# Finding all subgroups of Direct product of groups [duplicate]

I'm having a hard time finding when I left a subgroup out. For example, lets take $G=\mathbb{Z}_2 \times \mathbb{Z}_4.$

Subgroups:

$s_1:$$\langle(0,0)\rangle s_2:$$\langle(0,1)\rangle=\{(0,0),(0,1),(0,2),(0,3)\}$

$s_3:$$\langle(0,2)\rangle=\{(0,0),(0,2)\} s_4:$$\langle(0,3)\rangle=\{(0,0),(0,3),(0,2),(0,1)\}=s_2$

$s_5:$$\langle(1,0)\rangle=\{(0,0),(1,0)\} s_6:$$\langle(1,1)\rangle=\{(0,0),(1,1),(0,2),(1,3)\}$

$s_7:$$\langle(1,2)\rangle=\{(0,0),(1,2)\} s_8:$$\langle(1,3)\rangle=\{(0,0),(1,3),(0,2),(1,1)\}=s_6$

By looking at this I'd say all the subgroups are here, but for this $G$ there is also the subgroup $\mathbb{Z}_2 \times 2\mathbb{Z}_4$. How should I know that?

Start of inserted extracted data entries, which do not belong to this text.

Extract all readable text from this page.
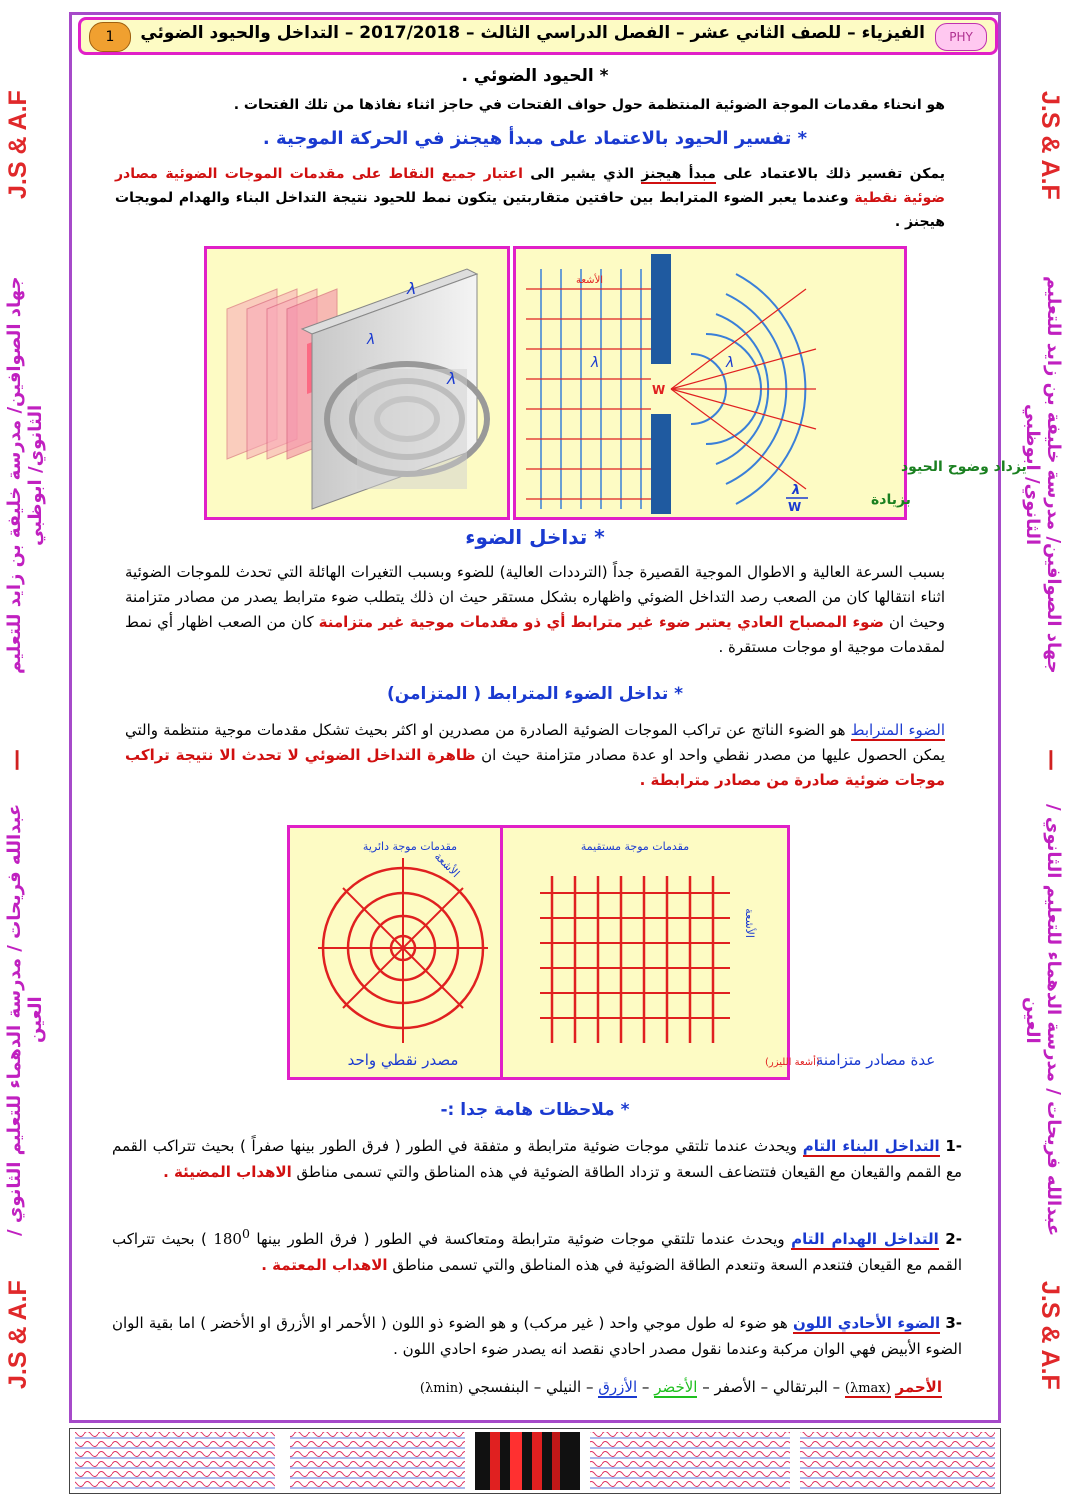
PHY
الفيزياء – للصف الثاني عشر – الفصل الدراسي الثالث – 2017/2018 – التداخل والحيود الضوئي
1
J.S & A.F
جهاد الصوافين/ مدرسة خليفة بن زايد للتعليم الثانوي/ ابوظبي
—
عبدالله فريحات / مدرسة الدهماء للتعليم الثانوي / العين
J.S & A.F	J.S & A.F
جهاد الصوافين/ مدرسة خليفة بن زايد للتعليم الثانوي/ ابوظبي
—
عبدالله فريحات / مدرسة الدهماء للتعليم الثانوي / العين
J.S & A.F
* الحيود الضوئي .
هو انحناء مقدمات الموجة الضوئية المنتظمة حول حواف الفتحات في حاجز اثناء نفاذها من تلك الفتحات .
* تفسير الحيود بالاعتماد على مبدأ هيجنز في الحركة الموجية .
يمكن تفسير ذلك بالاعتماد على مبدأ هيجنز الذي يشير الى اعتبار جميع النقاط على مقدمات الموجات الضوئية مصادر ضوئية نقطية وعندما يعبر الضوء المترابط بين حافتين متقاربتين يتكون نمط للحيود نتيجة التداخل البناء والهدام لمويجات هيجنز .
λ
λ
λ
الأشعة
W
λ	λ
يزداد وضوح الحيود
بزيادة
λ
W
* تداخل الضوء
بسبب السرعة العالية و الاطوال الموجية القصيرة جداً (الترددات العالية) للضوء وبسبب التغيرات الهائلة التي تحدث للموجات الضوئية اثناء انتقالها كان من الصعب رصد التداخل الضوئي واظهاره بشكل مستقر حيث ان ذلك يتطلب ضوء مترابط يصدر من مصادر متزامنة وحيث ان ضوء المصباح العادي يعتبر ضوء غير مترابط أي ذو مقدمات موجية غير متزامنة كان من الصعب اظهار أي نمط لمقدمات موجية او موجات مستقرة .
* تداخل الضوء المترابط ( المتزامن)
الضوء المترابط هو الضوء الناتج عن تراكب الموجات الضوئية الصادرة من مصدرين او اكثر بحيث تشكل مقدمات موجية منتظمة والتي يمكن الحصول عليها من مصدر نقطي واحد او عدة مصادر متزامنة حيث ان ظاهرة التداخل الضوئي لا تحدث الا نتيجة تراكب موجات ضوئية صادرة من مصادر مترابطة .
مقدمات موجة دائرية
الأشعة
مصدر نقطي واحد
مقدمات موجة مستقيمة
الأشعة
عدة مصادر متزامنة(أشعة الليزر)
* ملاحظات هامة جدا :-
-1 التداخل البناء التام ويحدث عندما تلتقي موجات ضوئية مترابطة و متفقة في الطور ( فرق الطور بينها صفراً ) بحيث تتراكب القمم مع القمم والقيعان مع القيعان فتتضاعف السعة و تزداد الطاقة الضوئية في هذه المناطق والتي تسمى مناطق الاهداب المضيئة .
-2 التداخل الهدام التام ويحدث عندما تلتقي موجات ضوئية مترابطة ومتعاكسة في الطور ( فرق الطور بينها $180^0$ ) بحيث تتراكب القمم مع القيعان فتنعدم السعة وتنعدم الطاقة الضوئية في هذه المناطق والتي تسمى مناطق الاهداب المعتمة .
-3 الضوء الأحادي اللون هو ضوء له طول موجي واحد ( غير مركب) و هو الضوء ذو اللون ( الأحمر او الأزرق او الأخضر ) اما بقية الوان الضوء الأبيض فهي الوان مركبة وعندما نقول مصدر احادي نقصد انه يصدر ضوء احادي اللون .
الأحمر (λmax) – البرتقالي – الأصفر – الأخضر – الأزرق – النيلي – البنفسجي (λmin)
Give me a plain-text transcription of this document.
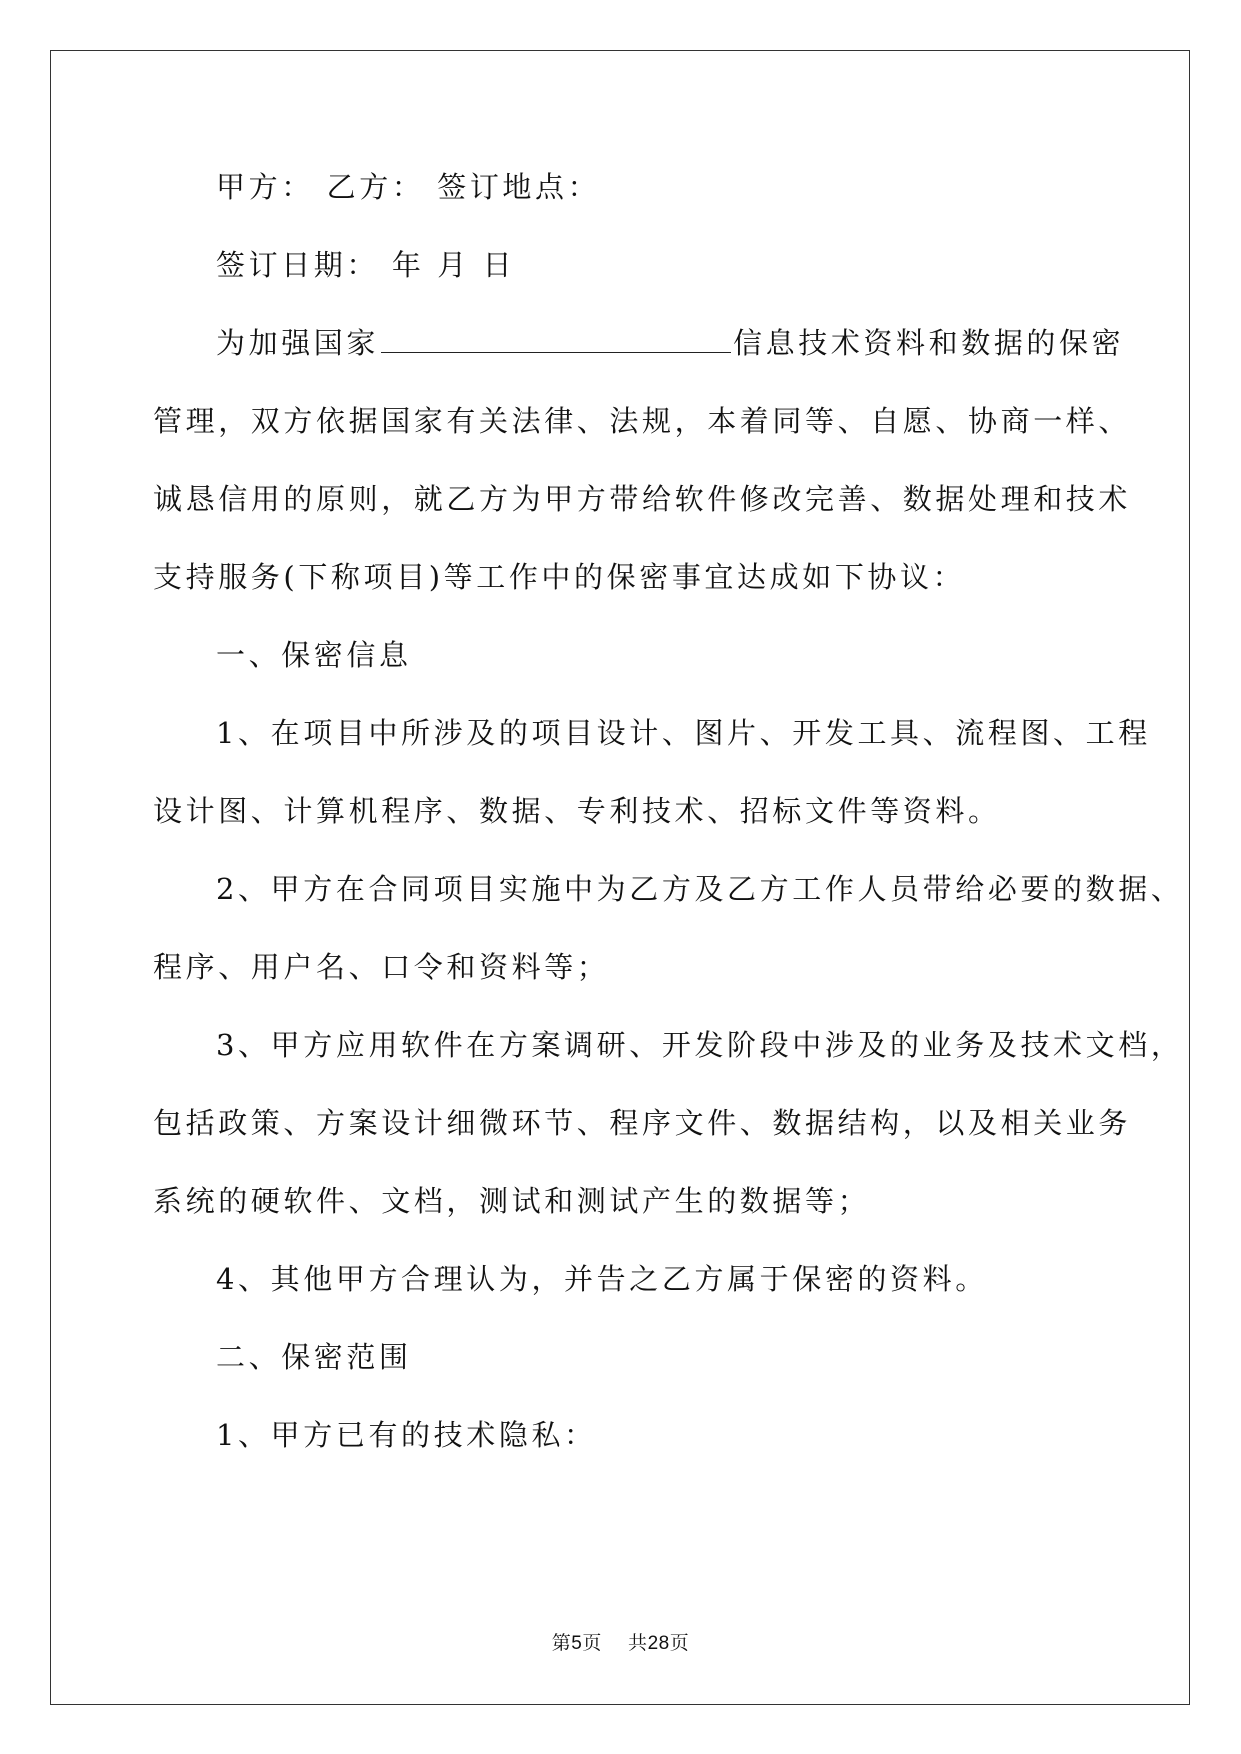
甲方： 乙方： 签订地点：
签订日期： 年 月 日
为加强国家	信息技术资料和数据的保密
管理，双方依据国家有关法律、法规，本着同等、自愿、协商一样、
诚恳信用的原则，就乙方为甲方带给软件修改完善、数据处理和技术
支持服务(下称项目)等工作中的保密事宜达成如下协议：
一、保密信息
1、在项目中所涉及的项目设计、图片、开发工具、流程图、工程
设计图、计算机程序、数据、专利技术、招标文件等资料。
2、甲方在合同项目实施中为乙方及乙方工作人员带给必要的数据、
程序、用户名、口令和资料等；
3、甲方应用软件在方案调研、开发阶段中涉及的业务及技术文档，
包括政策、方案设计细微环节、程序文件、数据结构，以及相关业务
系统的硬软件、文档，测试和测试产生的数据等；
4、其他甲方合理认为，并告之乙方属于保密的资料。
二、保密范围
1、甲方已有的技术隐私：
第5页 共28页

If I take some other examples like $\mathbb{Z}_3 \times \mathbb{Z}_4$ or $\mathbb{Z}_3 \times \mathbb{Z}_3$, the type of "list" I made is enough to determinate all the subgroups.

## marked as duplicate by Stefan4024, Jim, José Carlos Santos, Antonios-Alexandros Robotis, LeucippusOct 8 '17 at 0:52

$\mathbb{Z}_2 \times \mathbb{Z}_4$ isn't a cyclic group, so there's no reason to expect that all subgroups will be cyclic.
The reason why this method works for $\mathbb{Z}_3 \times \mathbb{Z}_4$ is that it's cyclic, as $\mathbb{Z}_3 \times \mathbb{Z}_4 \cong \mathbb{Z}_{12}$. Why it works for $\mathbb{Z}_3 \times \mathbb{Z}_3$ is because $\mathbb{Z}_3$ is a cyclic simple group.
Goursat's lemma gives a complete classification of the subgroups of $G_1 \times G_2$, where $G_1$ and $G_2$ are arbitrary groups. One statement (a corollary of what's stated in the link, with different notation) is that every subgroup has the form $\{(g_1, g_2): g_1 \in H_1, g_2 \in H_2, \varphi_1(g_1) = \varphi_2(g_2)\}$, where $H_i \leq G_i$ are subgroups and $\varphi_i: H_i \to K$ are surjective homomorphisms to a common quotient group $K$.
For example, your missing subgroup $\mathbb Z_2 \times 2\mathbb Z_4$ is obtained with $H_1 = \mathbb Z_2$, $H_2 = 2\mathbb Z_4$, $K =$ the trivial group, and $\varphi_i: H_i \to K$ the trivial homomorphisms.